海宝堂〜海の皇女〜
街はシーファが話していたように、レンガ造りの家が所狭しと並んでいた。それぞれの家からは夕食の準備の煙りといい匂いが空へと昇っていっていた。

「ポムじいさん、お客さんかい?珍しいね、そんなに大人数で……………………………シルフェリア様っ!」

手に持っていたじゃがいものかごを落としてポムに声をかけた女性が悲鳴をあげた。
その声で近所の人達が一斉に顔を出した。
そして、人が2人通るといっぱいになってしまう道は出てきた人達で埋まってしまった。

「…なんだ?こりゃ…むぎゅ…」

「これが…シーファの人気ってわけ?」

人に押し潰されそうになりながらもリュート達は必死でポムとシーファについていった。
ポムはリュート達と同じような目にあっているが、シーファには人は群がっているものの、押し潰されてはいなかった。調度、シーファの周りだけバリアが張られたかのようにすき間が空いていた。
シーファは笑顔でみんなの声に耳を傾けていた。

「シルフェリア様、お城に戻られるのですか?」

「ううん、今日はポムじいちゃんの家に泊めてもらうわ。久しぶりにスープを飲ませてもらうの。」

「あらまあ!それじゃ、私はケーキを持っていきますわ!」

「私は焼きたてのパンを!」

「シルフェリア様!見てください、今年のじゃがいもは立派でしょう?」

全く途切れない人の波にリュート達の意識が限界に達した時、前方から怒鳴り声が響いた。

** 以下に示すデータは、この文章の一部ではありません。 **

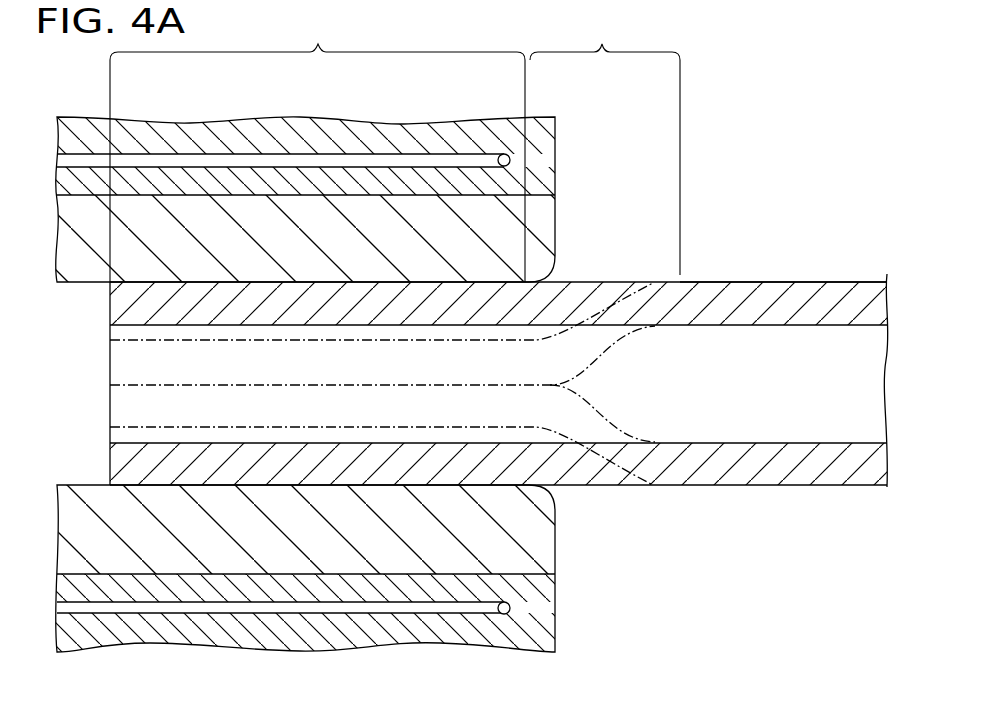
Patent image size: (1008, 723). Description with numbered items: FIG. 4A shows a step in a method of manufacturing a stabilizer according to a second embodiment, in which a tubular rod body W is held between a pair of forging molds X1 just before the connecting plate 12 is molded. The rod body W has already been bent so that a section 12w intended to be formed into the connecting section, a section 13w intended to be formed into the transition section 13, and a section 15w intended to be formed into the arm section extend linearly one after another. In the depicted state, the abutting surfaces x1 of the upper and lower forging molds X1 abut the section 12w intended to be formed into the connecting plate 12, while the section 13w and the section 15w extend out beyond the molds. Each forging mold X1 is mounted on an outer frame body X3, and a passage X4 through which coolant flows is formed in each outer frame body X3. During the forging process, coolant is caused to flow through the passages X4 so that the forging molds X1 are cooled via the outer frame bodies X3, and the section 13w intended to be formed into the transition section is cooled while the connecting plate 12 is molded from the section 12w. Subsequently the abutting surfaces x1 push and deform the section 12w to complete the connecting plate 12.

The rod body W is at (841, 282).
The connecting plate 12 is at (359, 338).
The transition section 13 is at (582, 300).
The section intended to be formed into the connecting section 12w is at (317, 145).
The section intended to be formed into the transition section 13w is at (605, 142).
The section intended to be formed into the arm section 15w is at (772, 282).
The abutting surface x1 is at (148, 480).
The forging mold X1 is at (556, 556).
The outer frame body X3 is at (245, 636).
The passage X4 is at (183, 612).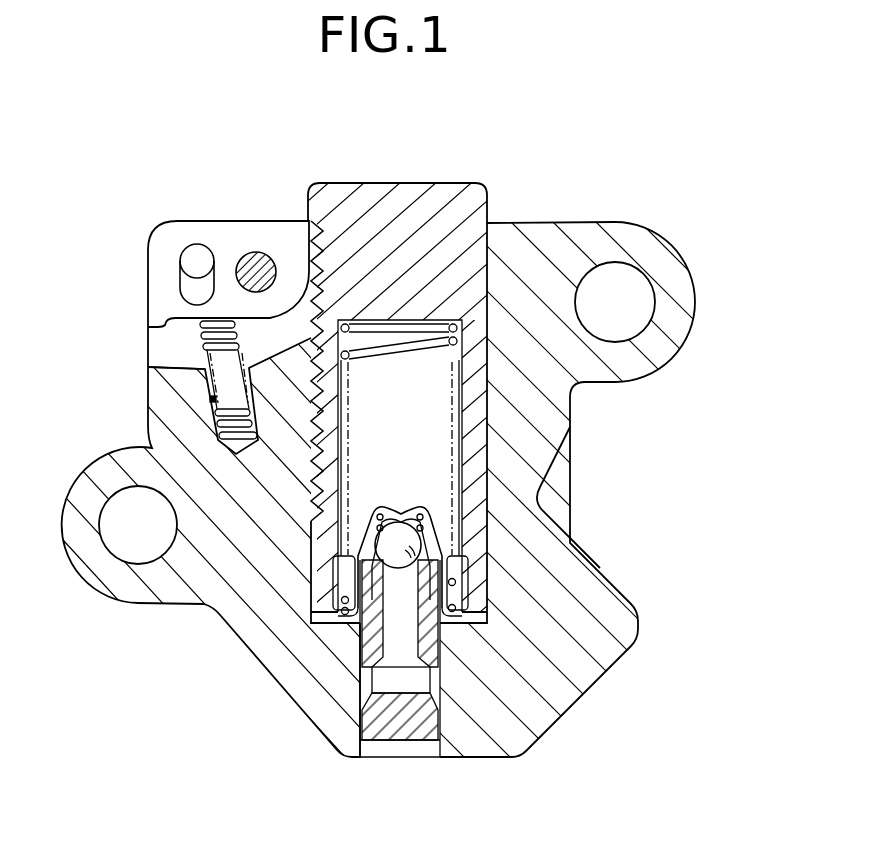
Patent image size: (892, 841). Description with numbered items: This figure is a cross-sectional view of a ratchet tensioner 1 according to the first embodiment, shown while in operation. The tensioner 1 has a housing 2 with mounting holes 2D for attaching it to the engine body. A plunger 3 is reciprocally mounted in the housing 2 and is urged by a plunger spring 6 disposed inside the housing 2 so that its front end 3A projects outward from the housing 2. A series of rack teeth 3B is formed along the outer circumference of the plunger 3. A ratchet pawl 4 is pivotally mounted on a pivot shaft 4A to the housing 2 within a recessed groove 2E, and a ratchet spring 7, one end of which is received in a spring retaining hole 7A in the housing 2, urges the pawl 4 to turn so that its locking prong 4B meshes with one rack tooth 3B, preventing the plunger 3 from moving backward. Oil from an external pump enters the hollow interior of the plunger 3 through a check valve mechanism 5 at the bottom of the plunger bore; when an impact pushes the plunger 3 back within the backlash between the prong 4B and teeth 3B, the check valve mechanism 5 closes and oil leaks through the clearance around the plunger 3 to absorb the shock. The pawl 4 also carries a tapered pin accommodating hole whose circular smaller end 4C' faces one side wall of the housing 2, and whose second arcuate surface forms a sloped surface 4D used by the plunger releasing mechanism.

The ratchet tensioner 1 is at (563, 167).
The housing 2 is at (580, 628).
The mounting holes 2D is at (630, 303).
The recessed groove 2E is at (163, 338).
The plunger 3 is at (453, 215).
The front end of the plunger 3A is at (420, 197).
The rack teeth 3B is at (343, 284).
The ratchet pawl 4 is at (226, 232).
The pivot shaft 4A is at (258, 253).
The locking prong 4B is at (312, 228).
The smaller end of the pin accommodating hole 4C' is at (169, 215).
The sloped surface 4D is at (187, 287).
The check valve mechanism 5 is at (402, 500).
The plunger spring 6 is at (353, 357).
The ratchet spring 7 is at (200, 345).
The spring retaining hole 7A is at (213, 400).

「ええいっ!シルフェリア様は長旅でお疲れじゃ!今日はこのくらいにしておかんか!」

ポムの一声で人の波はあっという間に引いていった。

「………助かった…」

「みんな、大丈夫?はは…ごめんね。ビックリしたでしょ?」

「…ふぅ…いつもこんな感じなの?ちょっとしたお祭りね…」

リュートもニーナも髪は乱れ、服も乱れ、やっと息が出来ると溜め息をついた。

「あれ?ガルは?」

姿の見えないガルをシーファが探す。
リュートが後ろを振り向いてゆっくり指を向けた。

「お、おい…あれ…まさか…」

ガルは脱落してボロ雑巾のようになっていた。